Parents in Kokomo, Indiana, were at odds with a local high school over a cheese sandwich that was reportedly served to students who owed $25 or more on their lunch accounts.
A photo of the sandwich (shown below) was shared on Facebook, prompting parents and students to speak out in objection.
“When we got up to the line, to pay and put our numbers in, the girl that was in front of us, they were like, 'You owe $25.60, I have to take the tray from you,” Kokomo High School senior Sierra Feitl told WTHR of the incident, which occurred upon returning from winter break.
Feitl later learned that students who hit the limit on lunch debt were offered an “alternate lunch” of either a cheese or peanut butter sandwich with milk.
Feitl took a picture of the lunch and posted it to Facebook, where it was shared hundreds of times as of Jan. 6, according to WTHR.
“I think the worst part was that they did it when you were paying, in front of everybody else," Feitl said. "So if you didn't have the money that you needed in your account, everyone got to see that."

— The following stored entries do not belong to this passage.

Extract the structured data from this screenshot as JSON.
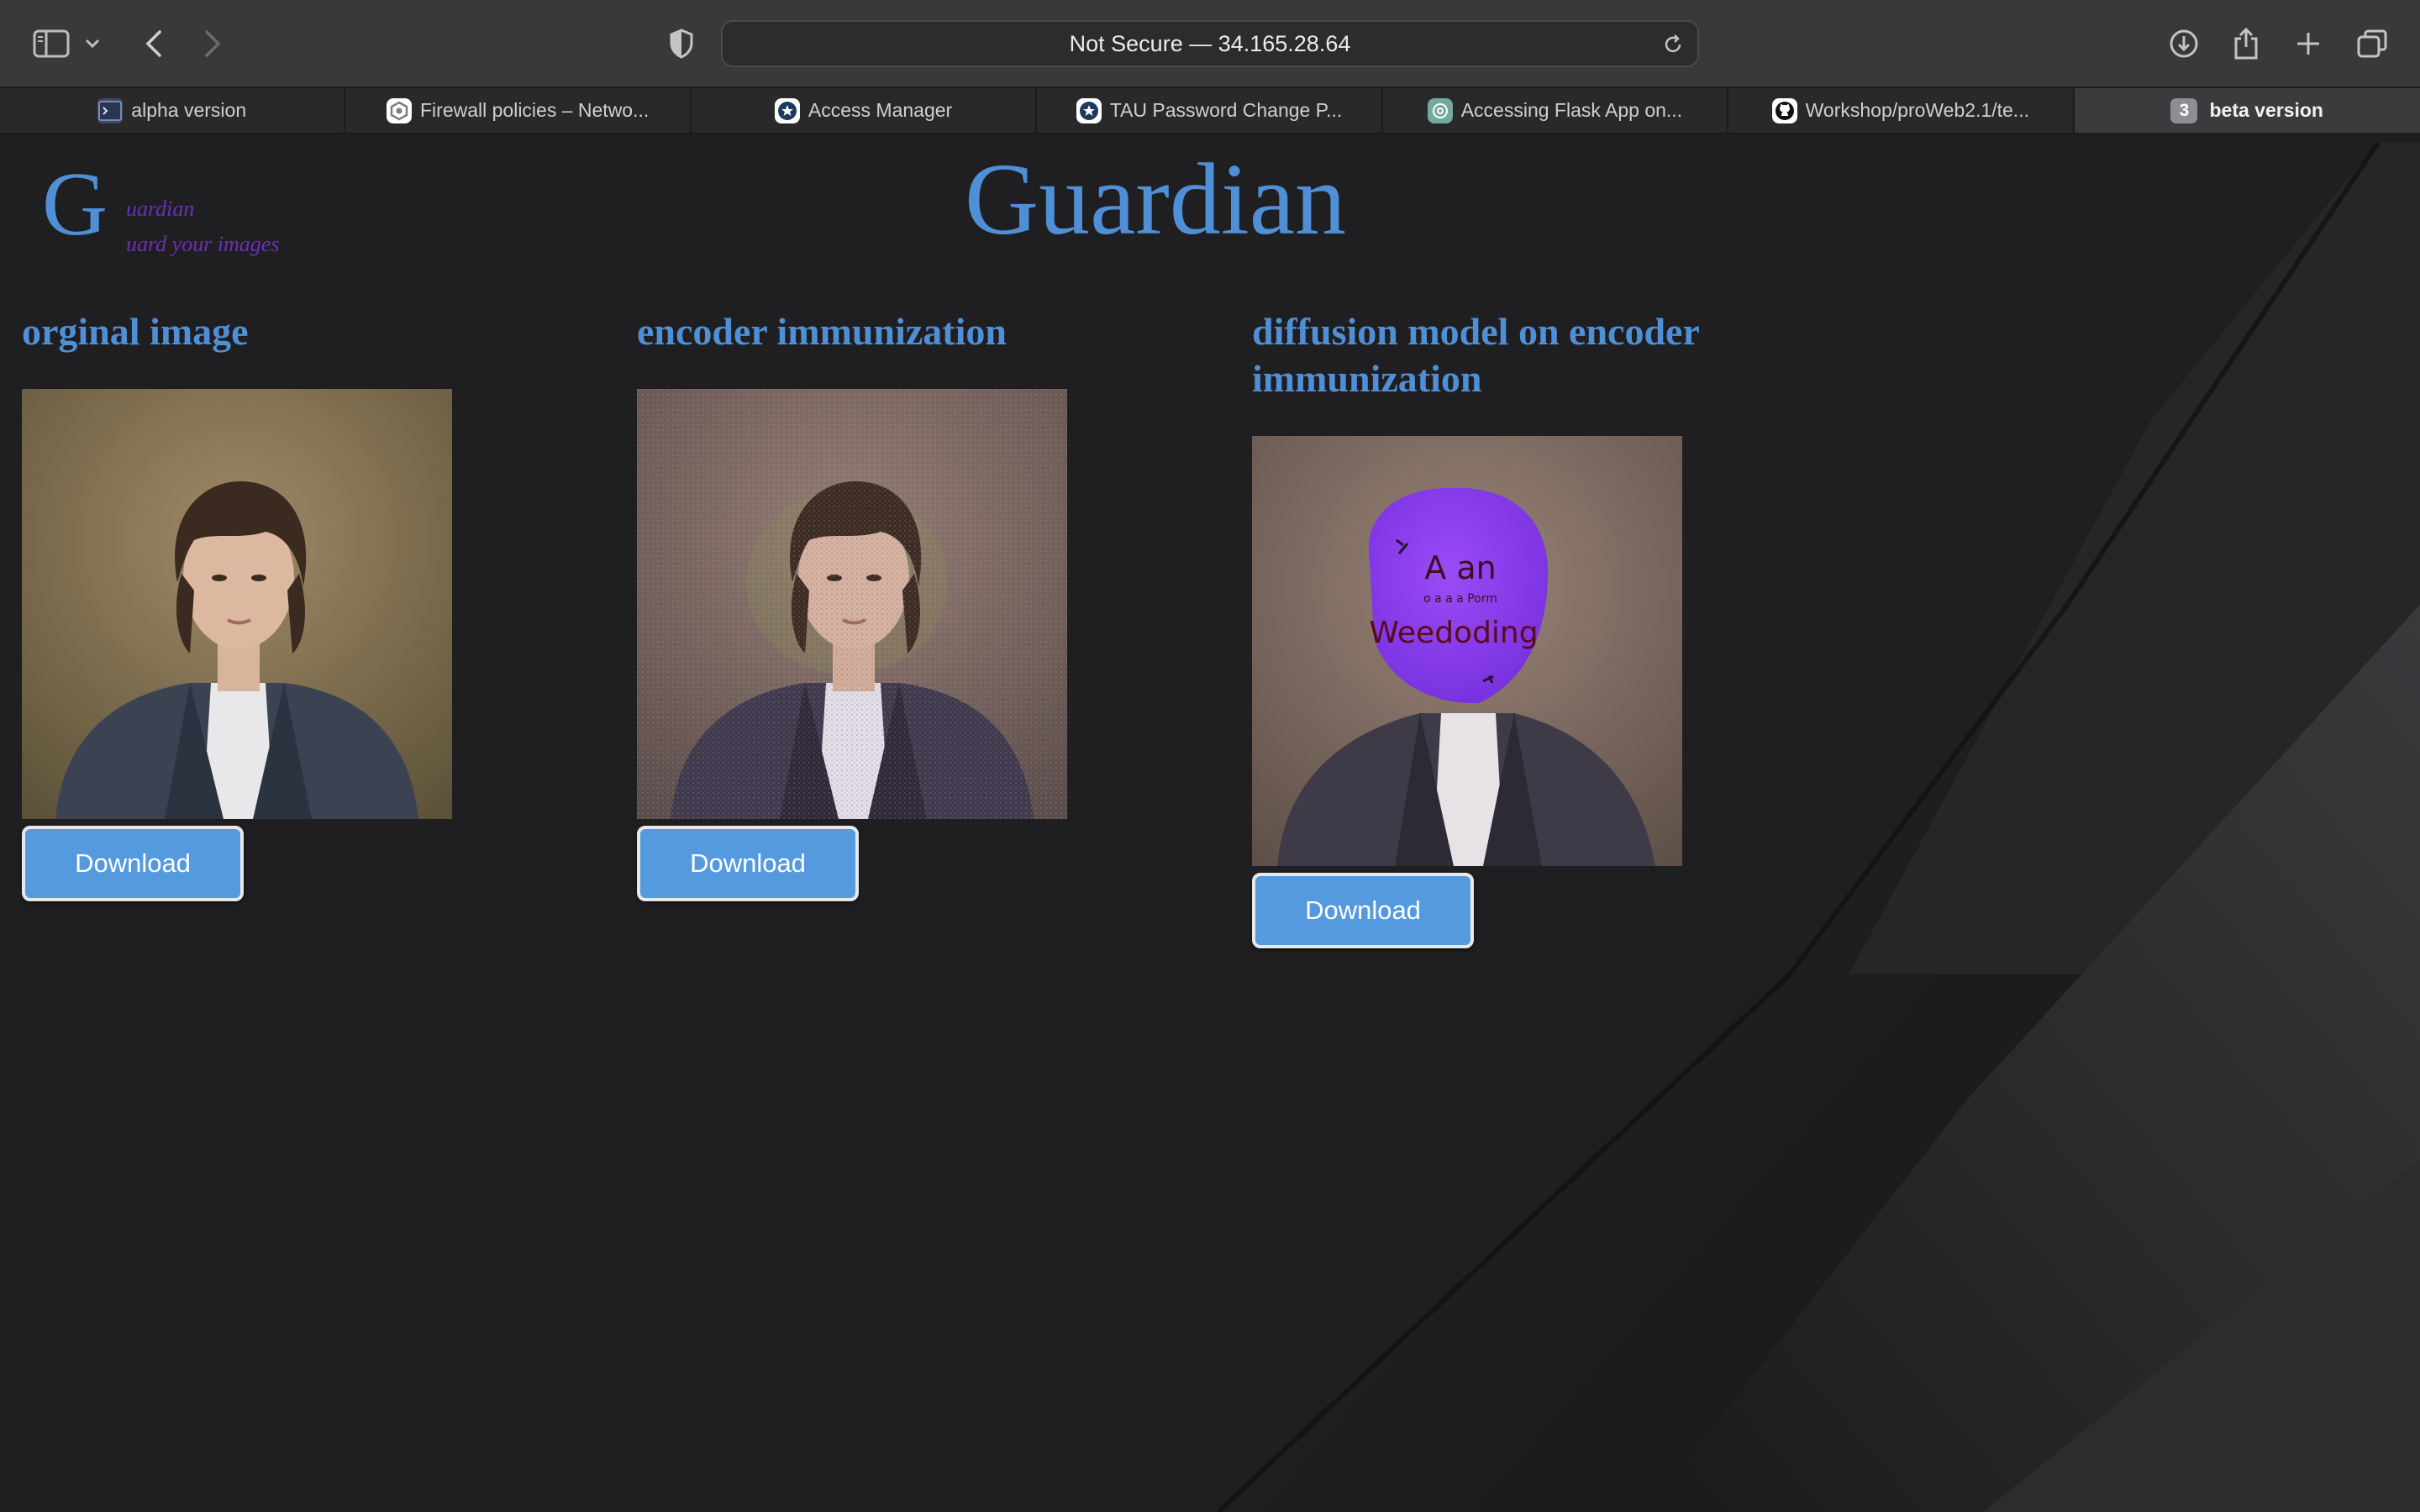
{
  "browser": {
    "url": "Not Secure — 34.165.28.64",
    "tabs": [
      {
        "label": "alpha version",
        "icon": "terminal-favicon-icon"
      },
      {
        "label": "Firewall policies – Netwo...",
        "icon": "gcp-favicon-icon"
      },
      {
        "label": "Access Manager",
        "icon": "access-manager-favicon-icon"
      },
      {
        "label": "TAU Password Change P...",
        "icon": "tau-favicon-icon"
      },
      {
        "label": "Accessing Flask App on...",
        "icon": "chatgpt-favicon-icon"
      },
      {
        "label": "Workshop/proWeb2.1/te...",
        "icon": "github-favicon-icon"
      },
      {
        "label": "beta version",
        "count": "3",
        "active": true
      }
    ]
  },
  "logo": {
    "letter": "G",
    "line1": "uardian",
    "line2": "uard your images"
  },
  "site_title": "Guardian",
  "columns": [
    {
      "title": "orginal image",
      "button": "Download"
    },
    {
      "title": "encoder immunization",
      "button": "Download"
    },
    {
      "title": "diffusion model on encoder immunization",
      "button": "Download"
    }
  ],
  "generated_overlay": {
    "line1": "A an",
    "line2": "o a a a Porm",
    "line3": "Weedoding"
  },
  "colors": {
    "accent_blue": "#4f8fd6",
    "button_blue": "#559ade",
    "logo_purple": "#6a2fb8",
    "overlay_purple": "#8b3ff0"
  }
}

The post prompted comments from those on both sides of the issue.
“Someone said, 'Why are people mad at the school for this? They should be mad at the lousy parents that allowed this to happen,'" Feitl said, reading a comment on her Facebook post.
Parent Kim Willhite called the sandwich a “slap in the face” to students.
“My kids are not in an institution," parent Shannon McCoy added. "This is for learning and they want you to be healthy and all that when you come to school. Well, how are you going to be healthy if you're eating a cheese sandwich?”
The lunch policy was reportedly enacted at the end of the last school year, and doesn’t apply to students who meet requirements for free or reduced-price lunches. Students qualify for free or reduced lunches if their family income is below $45,000 a year.
“It doesn't matter how much a parent makes, or what's on their lunch account," McCoy said. "Don't ever feed my kid just bread and cheese, that's just not right at all."
The policy was reportedly put in place after the school had to pay $50,000 in unpaid school meals.